In 2020, Bečić led the centrist Peace is Our Nation electoral list in the parliamentary election in August, by forming an alliance with Miodrag Lekić's DEMOS, as well some minor parties and independent politicians, such as Vladimir Pavićević, former leader of the liberal Montenegrin party. The coalition eventually won 10 seats, 9 of which went to Bečić's Democrats. On September 23, all 41 deputies of the three coalitions of the new majority in parliament officially supported Zdravko Krivokapić as the new prime minister-designate, as well electing Bečić new President of the Parliament of Montenegro.

On 5 October 2020, Bečić, along with the European Union Ambassador to Montenegro Oriana Christina Popa opened the new War Crimes Documentation Centre in the capital Podgorica, stressing that the country must face up to its wartime past.

On 1 November 2020, Bečić, as the believer of the Metropolitanate of Montenegro and the Littoral, as well as the head of the Montenegrin Parliament, was selected one of speakers at the funeral of Metropolitan of Montenegro Amfilohije, in the Cathedral of the Resurrection of Christ in Podgorica, along with Serbian Patriarch Irinej, Bishop of Budimlja and Nikšić Joanikije, Serbian poet and academic, Matija Bećković and Prime Minister-designate of Montenegro, Zdravko Krivokapić.

===Allegations of plagiarism===
In 2018, Bečić faced intense public scrutiny, as a research study conducted by NGO Center for Public Integrity accused him of plagiarising significant portions of his Master thesis from various online sources. Bečić had repeatedly denied these allegations, calling it a coordinated smear campaign jointly conducted by parts of the DF and the ruling DPS.

===Persona non grata declaration===
On 25 July 2024, Bečić, along with parliamentary speaker Andrija Mandić and MP Milan Knežević were declared persona non grata by Croatia following the passage of a resolution in the Parliament of Montenegro recognising a genocide in the Jasenovac concentration camp committed by the pro-Axis Independent State of Croatia during World War II.

== Identity and views ==

Bečić never stated how he declares himself by ethnicity, and when he was asked what language he speaks in the show Questionnaire on RTS, he said: "Hey, in Montenegro ... let me tell you, I did not come here today as a citizen of Montenegro. Today, I am the president of a political party that brings together people of all faiths and nations and that has managed to bring together and reconcile people who were divided in the previous period and who had different ideological determinants." He finally stated in a parliamentary session in 2022 that he is Montenegrin and speaks Serbian.
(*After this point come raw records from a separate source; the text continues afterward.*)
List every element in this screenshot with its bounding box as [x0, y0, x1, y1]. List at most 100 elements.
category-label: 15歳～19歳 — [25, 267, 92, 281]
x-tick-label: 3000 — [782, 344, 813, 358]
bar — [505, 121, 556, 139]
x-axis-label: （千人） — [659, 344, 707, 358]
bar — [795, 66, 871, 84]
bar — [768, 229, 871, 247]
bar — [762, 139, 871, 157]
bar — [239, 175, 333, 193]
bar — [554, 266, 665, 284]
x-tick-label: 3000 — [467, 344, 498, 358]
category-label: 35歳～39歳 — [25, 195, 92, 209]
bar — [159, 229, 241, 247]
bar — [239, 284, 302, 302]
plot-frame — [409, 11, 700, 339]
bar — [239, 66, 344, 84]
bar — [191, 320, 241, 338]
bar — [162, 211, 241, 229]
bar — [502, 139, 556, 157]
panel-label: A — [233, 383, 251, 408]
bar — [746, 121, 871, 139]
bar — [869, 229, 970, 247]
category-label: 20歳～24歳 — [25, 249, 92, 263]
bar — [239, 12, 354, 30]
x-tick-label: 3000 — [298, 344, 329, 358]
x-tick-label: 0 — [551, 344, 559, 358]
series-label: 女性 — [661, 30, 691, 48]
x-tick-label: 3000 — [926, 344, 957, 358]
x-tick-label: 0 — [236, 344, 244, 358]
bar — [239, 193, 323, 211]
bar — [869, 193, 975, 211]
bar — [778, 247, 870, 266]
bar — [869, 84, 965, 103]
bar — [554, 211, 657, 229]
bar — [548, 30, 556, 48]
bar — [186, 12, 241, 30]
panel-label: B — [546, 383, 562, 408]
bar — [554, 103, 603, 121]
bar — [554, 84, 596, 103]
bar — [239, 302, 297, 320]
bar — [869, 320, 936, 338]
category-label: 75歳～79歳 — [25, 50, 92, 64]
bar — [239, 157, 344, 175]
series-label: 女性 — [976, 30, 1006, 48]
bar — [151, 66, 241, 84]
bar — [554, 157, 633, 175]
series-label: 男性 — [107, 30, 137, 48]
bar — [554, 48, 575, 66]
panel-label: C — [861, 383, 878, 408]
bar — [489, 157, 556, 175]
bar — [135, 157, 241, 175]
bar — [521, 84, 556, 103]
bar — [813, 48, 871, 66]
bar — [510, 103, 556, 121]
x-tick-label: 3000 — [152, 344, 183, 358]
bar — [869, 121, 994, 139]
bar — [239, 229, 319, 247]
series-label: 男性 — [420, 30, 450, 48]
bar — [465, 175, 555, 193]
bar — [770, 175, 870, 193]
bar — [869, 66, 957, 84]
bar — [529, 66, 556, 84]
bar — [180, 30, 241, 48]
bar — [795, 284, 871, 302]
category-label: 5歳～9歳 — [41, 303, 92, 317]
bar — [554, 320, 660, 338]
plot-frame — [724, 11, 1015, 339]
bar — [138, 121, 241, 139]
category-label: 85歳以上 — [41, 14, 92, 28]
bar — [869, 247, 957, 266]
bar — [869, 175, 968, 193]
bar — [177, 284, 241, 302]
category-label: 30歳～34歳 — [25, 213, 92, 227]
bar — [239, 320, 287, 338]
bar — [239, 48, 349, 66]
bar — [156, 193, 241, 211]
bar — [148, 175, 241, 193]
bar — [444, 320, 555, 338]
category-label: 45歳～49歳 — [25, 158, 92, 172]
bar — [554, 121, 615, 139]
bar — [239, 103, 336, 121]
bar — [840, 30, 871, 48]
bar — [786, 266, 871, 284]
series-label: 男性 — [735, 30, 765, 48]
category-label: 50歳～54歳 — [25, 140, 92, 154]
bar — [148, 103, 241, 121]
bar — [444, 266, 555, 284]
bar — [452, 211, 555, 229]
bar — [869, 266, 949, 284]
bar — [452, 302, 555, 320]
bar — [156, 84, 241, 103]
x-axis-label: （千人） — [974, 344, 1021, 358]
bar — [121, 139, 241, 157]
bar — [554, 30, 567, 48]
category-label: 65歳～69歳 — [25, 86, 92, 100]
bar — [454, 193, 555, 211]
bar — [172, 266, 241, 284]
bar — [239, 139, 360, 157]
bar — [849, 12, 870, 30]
For a long time, he did not say whether he supported the Serbian Orthodox Metropolitanate of Montenegro and the Littoral or the Montenegrin Orthodox Church. However, at the end of 2019, he opposed the controversial Law on Freedom of Religion and participated in the religious protests organized by the Metropolitanate, stating that the law must be in accordance with all three traditional denominations, also accusing the ruling party of inciting ethnic hatred and unrest. At the time of Montenegro's recognition of Kosovo's independence in 2008, he expressed "a form of dissatisfaction with the circumstances surrounding the decision", while in 2017 he said he did not want to regulate "Serbia-Kosovo interstate relations" and that the question of Kosovo's independence should be to let young people out of the clutches of Balkan primitivism ".